Sans troupeaux, les « Mbororos » se livrent à l’exode et principalement vers la capitale. « Cette migration climatique interne concerne les femmes et les enfants. Les hommes, eux migrent vers l’extérieur », nous fait savoir Hindou Oumarou.
Pour mieux comprendre cette situation, nous avons fait une descente dans un endroit transformé en camp par un groupe de Mbororos. Situé au quartier Diguel non-loin de l’Hôpital de l’Amitié Tchad-Chine, ce camp loge une vingtaine de familles qui se retrouvent dans des campements de fortune. Le décor fait de saleté, puanteur et des herbes poussant aux alentours, le décor est frappant. Nous sommes accueillis par les rares hommes qui se trouvent dans le camp. Ils ont accepté de se livrer à nous. Mais ils nient tous l’idée des femmes et enfants Mbororos mendiant du moins celles de leur camp.
Nous avons sollicité interviewer des femmes du camp. Quatre d’entre elles se joindront à nous quelques minutes plus tard à notre discussion. Parmi elles, la plus jeune, à peine la vingtaine révolue, mère de deux enfants, répond aux questions que notre interprète lui adresse. Elle a reconnu qu’ « il arrive que les enfants se livrent à la mendicité, mais jamais les grandes personnes ».
Ayant constaté que ces questions sur la mendicité sont gênantes, nous avons essayé de nous imprégner des conditions de vies.
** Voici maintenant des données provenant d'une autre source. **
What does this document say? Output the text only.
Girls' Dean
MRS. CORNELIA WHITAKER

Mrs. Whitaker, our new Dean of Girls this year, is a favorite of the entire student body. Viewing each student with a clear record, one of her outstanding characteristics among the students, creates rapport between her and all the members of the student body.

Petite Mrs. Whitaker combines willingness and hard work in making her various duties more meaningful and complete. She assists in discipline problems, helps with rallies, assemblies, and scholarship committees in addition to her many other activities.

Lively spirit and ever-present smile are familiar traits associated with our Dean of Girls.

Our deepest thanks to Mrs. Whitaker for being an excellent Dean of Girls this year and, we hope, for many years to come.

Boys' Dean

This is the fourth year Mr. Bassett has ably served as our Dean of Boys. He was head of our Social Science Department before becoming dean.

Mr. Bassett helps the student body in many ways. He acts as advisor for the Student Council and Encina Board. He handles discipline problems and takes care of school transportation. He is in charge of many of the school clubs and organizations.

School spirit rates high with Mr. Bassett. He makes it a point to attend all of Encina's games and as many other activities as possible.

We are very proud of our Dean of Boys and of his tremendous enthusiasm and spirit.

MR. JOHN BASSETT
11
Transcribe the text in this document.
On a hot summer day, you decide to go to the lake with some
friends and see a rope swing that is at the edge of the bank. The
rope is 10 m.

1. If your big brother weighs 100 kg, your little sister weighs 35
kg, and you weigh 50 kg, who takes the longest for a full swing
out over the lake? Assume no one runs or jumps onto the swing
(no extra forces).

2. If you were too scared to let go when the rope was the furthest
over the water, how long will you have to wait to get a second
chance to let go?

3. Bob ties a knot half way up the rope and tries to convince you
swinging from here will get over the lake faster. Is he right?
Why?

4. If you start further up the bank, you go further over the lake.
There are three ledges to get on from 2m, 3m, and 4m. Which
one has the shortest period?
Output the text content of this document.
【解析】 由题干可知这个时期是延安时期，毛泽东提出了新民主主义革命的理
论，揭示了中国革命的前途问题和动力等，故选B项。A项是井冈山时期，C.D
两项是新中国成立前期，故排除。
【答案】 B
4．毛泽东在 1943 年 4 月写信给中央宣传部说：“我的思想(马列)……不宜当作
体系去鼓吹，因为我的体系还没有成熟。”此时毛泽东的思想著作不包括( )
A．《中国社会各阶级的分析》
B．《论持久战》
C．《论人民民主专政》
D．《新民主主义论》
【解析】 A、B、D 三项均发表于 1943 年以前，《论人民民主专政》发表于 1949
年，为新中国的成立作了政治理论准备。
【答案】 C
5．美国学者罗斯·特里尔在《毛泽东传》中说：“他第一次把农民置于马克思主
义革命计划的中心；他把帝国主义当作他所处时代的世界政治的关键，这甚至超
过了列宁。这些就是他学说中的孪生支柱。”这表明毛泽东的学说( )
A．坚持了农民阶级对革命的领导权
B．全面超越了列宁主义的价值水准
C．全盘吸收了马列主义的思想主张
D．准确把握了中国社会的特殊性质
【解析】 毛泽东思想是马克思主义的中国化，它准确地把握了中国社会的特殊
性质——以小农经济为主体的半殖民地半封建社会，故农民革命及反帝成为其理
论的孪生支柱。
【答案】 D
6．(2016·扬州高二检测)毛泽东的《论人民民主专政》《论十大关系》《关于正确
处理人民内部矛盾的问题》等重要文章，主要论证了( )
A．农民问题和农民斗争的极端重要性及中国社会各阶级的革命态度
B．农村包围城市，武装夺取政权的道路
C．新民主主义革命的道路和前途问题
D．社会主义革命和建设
Catastrophique est le mot adéquat pour qualifier leur vie dans ce camp. « Depuis le matin, aucun foyer n’a allumé du feu pour préparer de quoi manger, ne serait-ce que pour les enfants », confesse la jeune femme. Dans son regard, on pourrait lire un appel à l’aide et une supplication, car dans ce lieu, aucune autorité n’est passée, aucune organisation n’a fait une action sauf le Tabital Pulaaku, une association qui réunit tous les peuhls du Tchad. Cette dernière à deux reprises leur a distribué une centaine de sacs de vivres.
Partir de cet endroit plein de puanteur…
Nous nous retournons vers Hindou Oumarou pour avoir une idée sur les actions qui sont en train d’être menée pour éradiquer ce phénomène nouveau. Elle nous témoigne qu’avec son association l’AFPPAT, un travail est en train d’être mené pour ramener les « Mbororos » là où ils étaient avant ces exodes. Pour cela, une cartographie est en cours d’élaboration au sud du pays et dans la province du Lac Tchad. Au sud, la cartographie a permis de tracer les lignes de transhumance, mais aussi les terrains de campement de ces communautés nomades. Hindou explique que cette nouvelle cartographie se particularise par l’octroi aux femmes « les droits à la terre » en guise de leur autonomisation. Hindou Oumarou a montré que cet octroi leur permettra de « faire de l’agriculture hors saison et où on a mis quelques points d’eau où elles pourront cultiver des cultures basées sur leurs savoirs traditionnels ».
Le projet de Hindou n’a à présent attiré aucun bailleur. Entre temps, ne sachant à quel saint se vouer, femmes et enfants ne désertent plus les rues de N’Djamena et continuent de mendier pour vivre. De ce fait, des campagnes de sensibilisation ont été faites par son association dans les villes où ce phénomène est constaté.
Mais les « Mbororos » ne veulent pas faire de la mendicité une source de revenus. « Tout ce qu’on veut, c’est de partir, partir de cet endroit plein de puanteur », tel est le souhait d’Issa, le porte-parole du camp.